This alternative approach to learning is focused on understanding the concept of a topic.  In fact, understanding it so thoroughly that you can explain it to someone who has no familiarity with the topic.   In order to understand something, the goal is to explain it as simply as possible!

Learning is not about remembering something difficult, but it is about making things easier. The Feynman Technique can be used for anything, from understanding a simple problem to grasping quantum physics. By forcing yourself to make something easier, you will remember it better!  All you need to get started is a pen, paper and your written notes on the topic that you must have studied before.  Now it’s time to simplify the topic!

1) Choose A Topic

2) Explain It Like I Am 5 Years Old

This forces you to make it really simple One other way, most useful for explaining technology, is to put yourself in the shoes of your (grand)parents.

3) Pinpoint Your Knowledge Gap

If you cannot find the words to describe your concept in layman terms, get your nose back into the books.
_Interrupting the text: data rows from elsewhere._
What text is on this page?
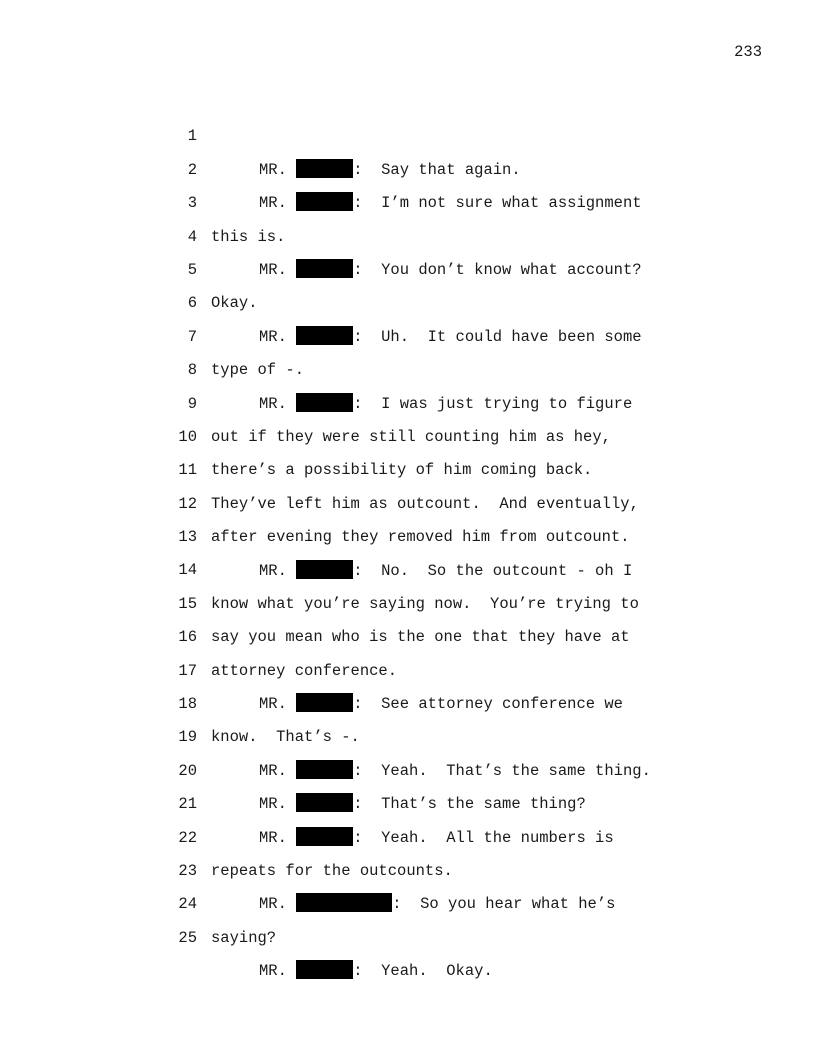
233

1

MR.	:  Say that again.

2

MR.	:  I’m not sure what assignment

3

this is.

4

MR.	:  You don’t know what account?

5

Okay.

6

MR.	:  Uh.  It could have been some

7

type of -.

8

MR.	:  I was just trying to figure

9

out if they were still counting him as hey,

10

there’s a possibility of him coming back.

11

They’ve left him as outcount.  And eventually,

12

after evening they removed him from outcount.

13

MR.	:  No.  So the outcount - oh I

14

know what you’re saying now.  You’re trying to

15

say you mean who is the one that they have at

16

attorney conference.

17

MR.	:  See attorney conference we

18

know.  That’s -.

19

MR.	:  Yeah.  That’s the same thing.

20

MR.	:  That’s the same thing?

21

MR.	:  Yeah.  All the numbers is

22

repeats for the outcounts.

23

MR.	:  So you hear what he’s

24

saying?

25

MR.	:  Yeah.  Okay.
Making a simple explanation thus pushes you towards really understanding and interpreting what you read, not just skimming the text.

4) Use An Analogy

Working with abstract concepts, or is your concept still just too difficult for the 5 year old you? Try using an analogy to link the concept to something you already know. This has the advantage of connecting old and new knowledge in your head and helps you better remember the new concept.

5) Simplify The Concept

If in the end your concept is still too hard to grasp, try simplifying it once more. Sometimes it is better to lose some details along the way if that makes it easier for you to remember a concept (versus forgetting it altogether).

Examples

  1. Gravity is the attraction of very large objects on smaller objects, like the earth on you and me

  2. A bonsai tree is a miniature tree. Just like your miniature car, it is made of the same things as the big thing, but only smaller

When To Use

Almost always. Use it to explain things to yourself when you are studying, use it to explain difficult concepts to others or of course when talking to a 5 year old!